McDonald’s is a brand that has reached global domination over the years, and is a true American success story of entrepreneurship.

But what of the journey from simple walk-up hamburger stand to multinational corporation?

Well, for every bright idea and dreamer, there is a shrewd and calculating businessman ready to turn their idea into something faster, flashier, and more profitable.

John Lee Hancock’s The Founder not only entertains, but also shows the contentious story of how one of our most familiar meal destinations grew to take over the country.

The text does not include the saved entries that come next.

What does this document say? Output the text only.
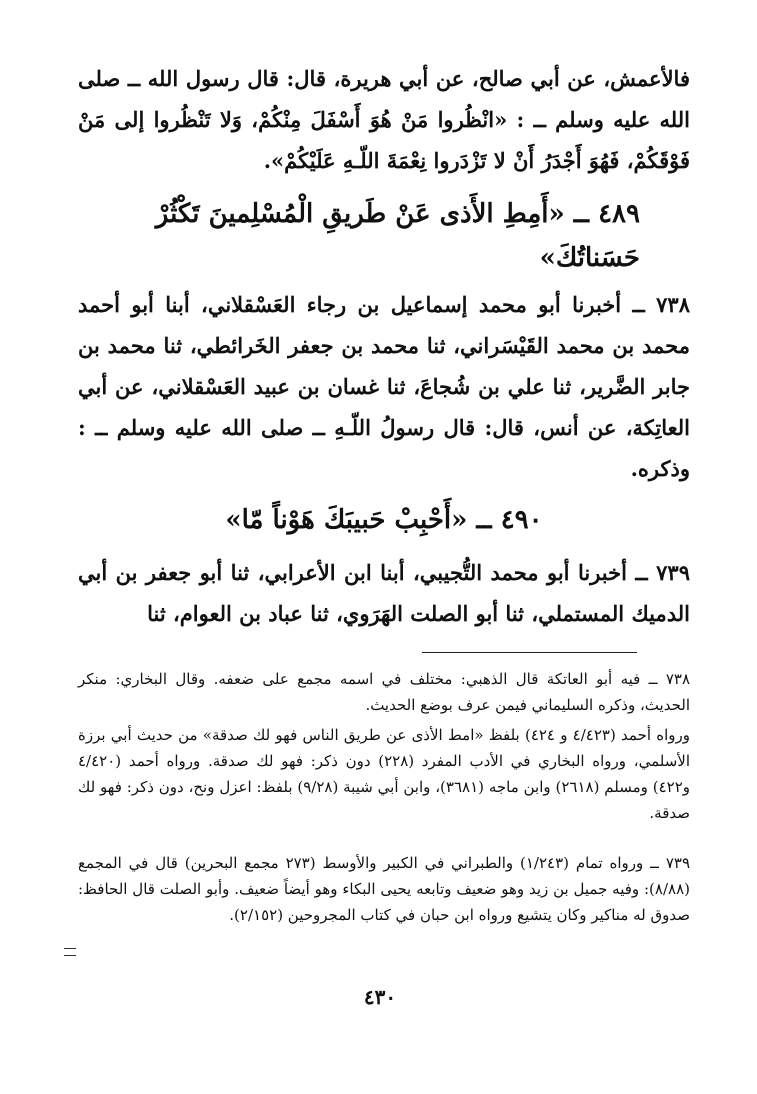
فالأعمش، عن أبي صالح، عن أبي هريرة، قال: قال رسول الله ــ صلى الله عليه وسلم ــ : «انْظُروا مَنْ هُوَ أَسْفَلَ مِنْكُمْ، وَلا تَنْظُروا إلى مَنْ فَوْقَكُمْ، فَهُوَ أَجْدَرُ أَنْ لا تَزْدَروا نِعْمَةَ اللّـهِ عَلَيْكُمْ».

٤٨٩ ــ «أَمِطِ الأَذى عَنْ طَريقِ الْمُسْلِمينَ تَكْثُرْ حَسَناتُكَ»

٧٣٨ ــ أخبرنا أبو محمد إسماعيل بن رجاء العَسْقلاني، أبنا أبو أحمد محمد بن محمد القَيْسَراني، ثنا محمد بن جعفر الخَرائطي، ثنا محمد بن جابر الضَّرير، ثنا علي بن شُجاعَ، ثنا غسان بن عبيد العَسْقلاني، عن أبي العاتِكة، عن أنس، قال: قال رسولُ اللّـهِ ــ صلى الله عليه وسلم ــ : وذكره.

٤٩٠ ــ «أَحْبِبْ حَبيبَكَ هَوْناً مّا»

٧٣٩ ــ أخبرنا أبو محمد التُّجيبي، أبنا ابن الأعرابي، ثنا أبو جعفر بن أبي الدميك المستملي، ثنا أبو الصلت الهَرَوي، ثنا عباد بن العوام، ثنا

٧٣٨ ــ فيه أبو العاتكة قال الذهبي: مختلف في اسمه مجمع على ضعفه. وقال البخاري: منكر الحديث، وذكره السليماني فيمن عرف بوضع الحديث.

ورواه أحمد (٤/٤٢٣ و ٤٢٤) بلفظ «امط الأذى عن طريق الناس فهو لك صدقة» من حديث أبي برزة الأسلمي، ورواه البخاري في الأدب المفرد (٢٢٨) دون ذكر: فهو لك صدقة. ورواه أحمد (٤/٤٢٠ و٤٢٢) ومسلم (٢٦١٨) وابن ماجه (٣٦٨١)، وابن أبي شيبة (٩/٢٨) بلفظ: اعزل ونح، دون ذكر: فهو لك صدقة.

٧٣٩ ــ ورواه تمام (١/٢٤٣) والطبراني في الكبير والأوسط (٢٧٣ مجمع البحرين) قال في المجمع (٨/٨٨): وفيه جميل بن زيد وهو ضعيف وتابعه يحيى البكاء وهو أيضاً ضعيف. وأبو الصلت قال الحافظ: صدوق له مناكير وكان يتشيع ورواه ابن حبان في كتاب المجروحين (٢/١٥٢).

٤٣٠
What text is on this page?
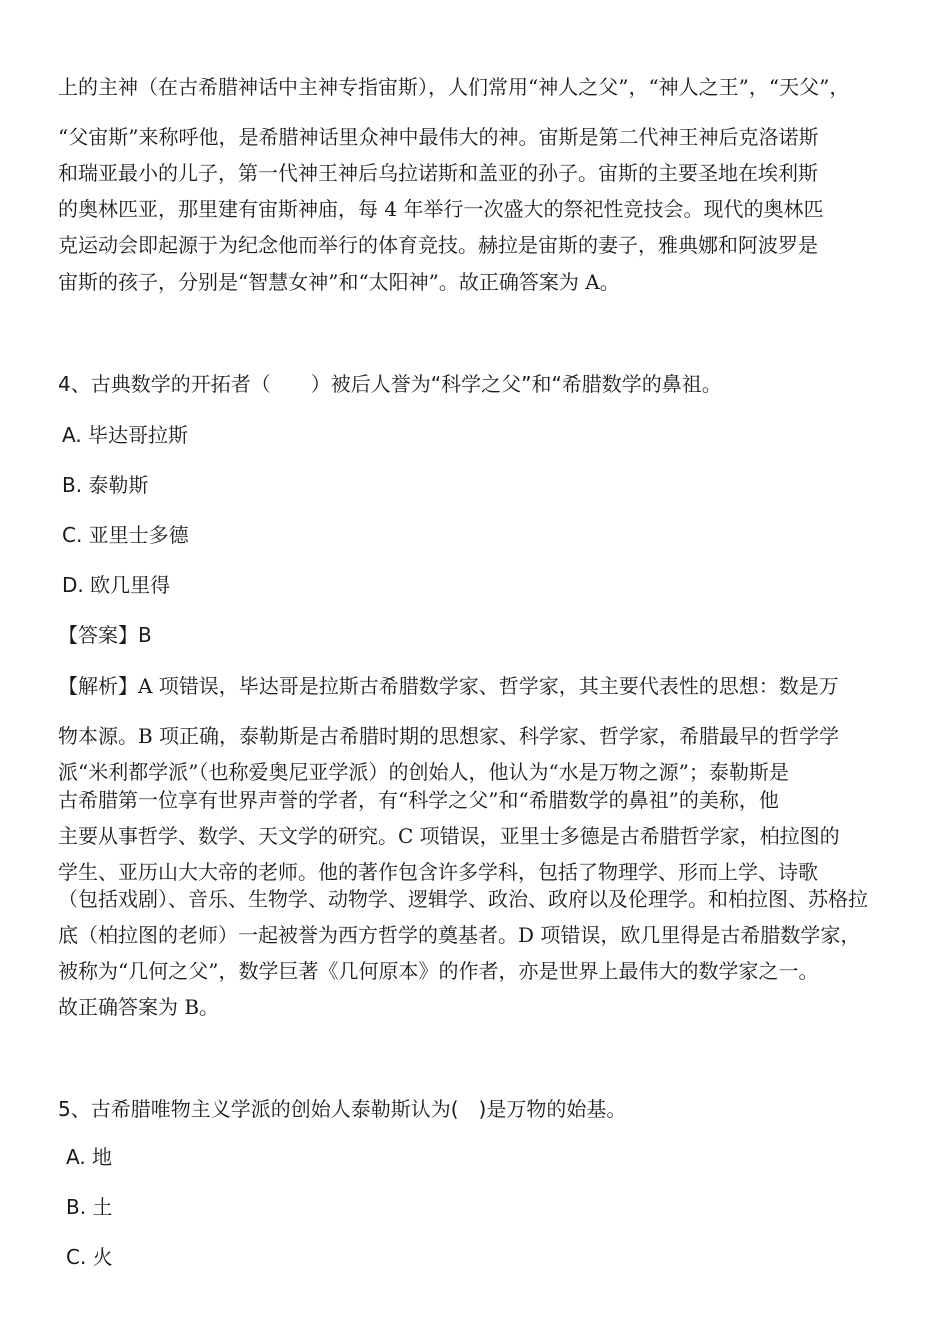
上的主神（在古希腊神话中主神专指宙斯），人们常用“神人之父”，“神人之王”，“天父”，
“父宙斯”来称呼他，是希腊神话里众神中最伟大的神。宙斯是第二代神王神后克洛诺斯
和瑞亚最小的儿子，第一代神王神后乌拉诺斯和盖亚的孙子。宙斯的主要圣地在埃利斯
的奥林匹亚，那里建有宙斯神庙，每 4 年举行一次盛大的祭祀性竞技会。现代的奥林匹
克运动会即起源于为纪念他而举行的体育竞技。赫拉是宙斯的妻子，雅典娜和阿波罗是
宙斯的孩子，分别是“智慧女神”和“太阳神”。故正确答案为 A。
4、古典数学的开拓者（　　）被后人誉为“科学之父”和“希腊数学的鼻祖。
A. 毕达哥拉斯
B. 泰勒斯
C. 亚里士多德
D. 欧几里得
【答案】B
【解析】A 项错误，毕达哥是拉斯古希腊数学家、哲学家，其主要代表性的思想：数是万
物本源。B 项正确，泰勒斯是古希腊时期的思想家、科学家、哲学家，希腊最早的哲学学
派“米利都学派”（也称爱奥尼亚学派）的创始人，他认为“水是万物之源”；泰勒斯是
古希腊第一位享有世界声誉的学者，有“科学之父”和“希腊数学的鼻祖”的美称，他
主要从事哲学、数学、天文学的研究。C 项错误，亚里士多德是古希腊哲学家，柏拉图的
学生、亚历山大大帝的老师。他的著作包含许多学科，包括了物理学、形而上学、诗歌
（包括戏剧）、音乐、生物学、动物学、逻辑学、政治、政府以及伦理学。和柏拉图、苏格拉
底（柏拉图的老师）一起被誉为西方哲学的奠基者。D 项错误，欧几里得是古希腊数学家，
被称为“几何之父”，数学巨著《几何原本》的作者，亦是世界上最伟大的数学家之一。
故正确答案为 B。
5、古希腊唯物主义学派的创始人泰勒斯认为(　)是万物的始基。
A. 地
B. 土
C. 火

Rather than the McDonald brothers, the film’s focuses on Ray Kroc (Michael Keaton), the failing Illinois businessman who looked at the burger place and saw the future. While Mac and Dick McDonald (John Caroll Lynch and Nick Offerman) wished to focus on strict control and maintaining their high standards, Kroc was more ambitious and constantly pushed for the innovation and revenue streams that lead to the current McDonald’s model of business. His drive made the company what it is, while leaving behind the original owners of the concept.

The opening scene sets the audience up to understand Kroc right before he met the brothers: the quintessential down on his luck traveling salesman of the 50s. He attempts to sell a multi-milkshake maker to a drive-in owner using a pitch that may have read upbeat but is delivered with more than a tinge of desperation. Dejected and winless, he pours a drink back at the motel and listens to a motivational record about the unstoppable power of positivity and determination.

A call about a large order leads him from Illinois to San Bernardino California in order to see what is so special about this “McDonald’s” place. And here is where the movie briefly lays out the story of Mac and Dick MacDonald and the development of the “Speedee Service System” that allowed for quicker service and higher customer turnover, which the working model of a drive-in could not accomplish.

You may imagine that the story of the automation of fast food prep would be less engaging, but the amount of ingenuity and troubleshooting that went into it is nothing short of remarkable. To see it played out by Nick Offerman drawing and redrawing the most efficient kitchen layouts on a tennis court while choreographing a team of pantomiming fast food employees to find flaws and ways to increase productivity is biopic gold. And so is the hunger that Keaton displays so well in Kroc’s quest for dominance. The interactions between the two are some of the most charged moments of the movie.

Michael Keaton is one of the best actors out there and this film will be chalked in the success column.

He deftly portrays a man that could be on the edge of greatness but carries a bit of that sad sack persona with him. You find yourself both rooting for him to succeed as well as cringing at the ferocity and manner in which he pursues it. The movement from tragically pathetic to calculating charmer completely draws you in.

On the opposite end of his quest are Nick Offerman and John Carroll Lynch who never waiver from being honest and salt-of-the-earth American small business owners. Offerman plays to his usual strengths of gruff and terse delivery, but seeing him use these in a dramatic role rather than comedic is refreshing and fits well. It provides a great balance to Lynch’s gentle “it’ll all work out in the end” persona. There is no point when the audience would not be enamored with the struggle of the brothers to standup to the steamrolling Kroc without stooping to his level.

The most interesting aspect of the film is not so much the story of franchising and how McDonald’s came about – which is a strong statement as the knowledge imparted is engrossing – as much as it plays out as a cautionary tale of capitalism swallowing the ideals of the small business man and greed masquerading as progress.

Some may leave the theater seeing it as a redemption story, but others will not be able to separate that the same redemption was built on the backs of others’ dreams. The Founder will be on your mind every time you pass one of those ubiquitous glowing beacons of our country, forcing us to think a bit more critically about both the American inventiveness and the equally American deviousness it took to serve those billions of burgers.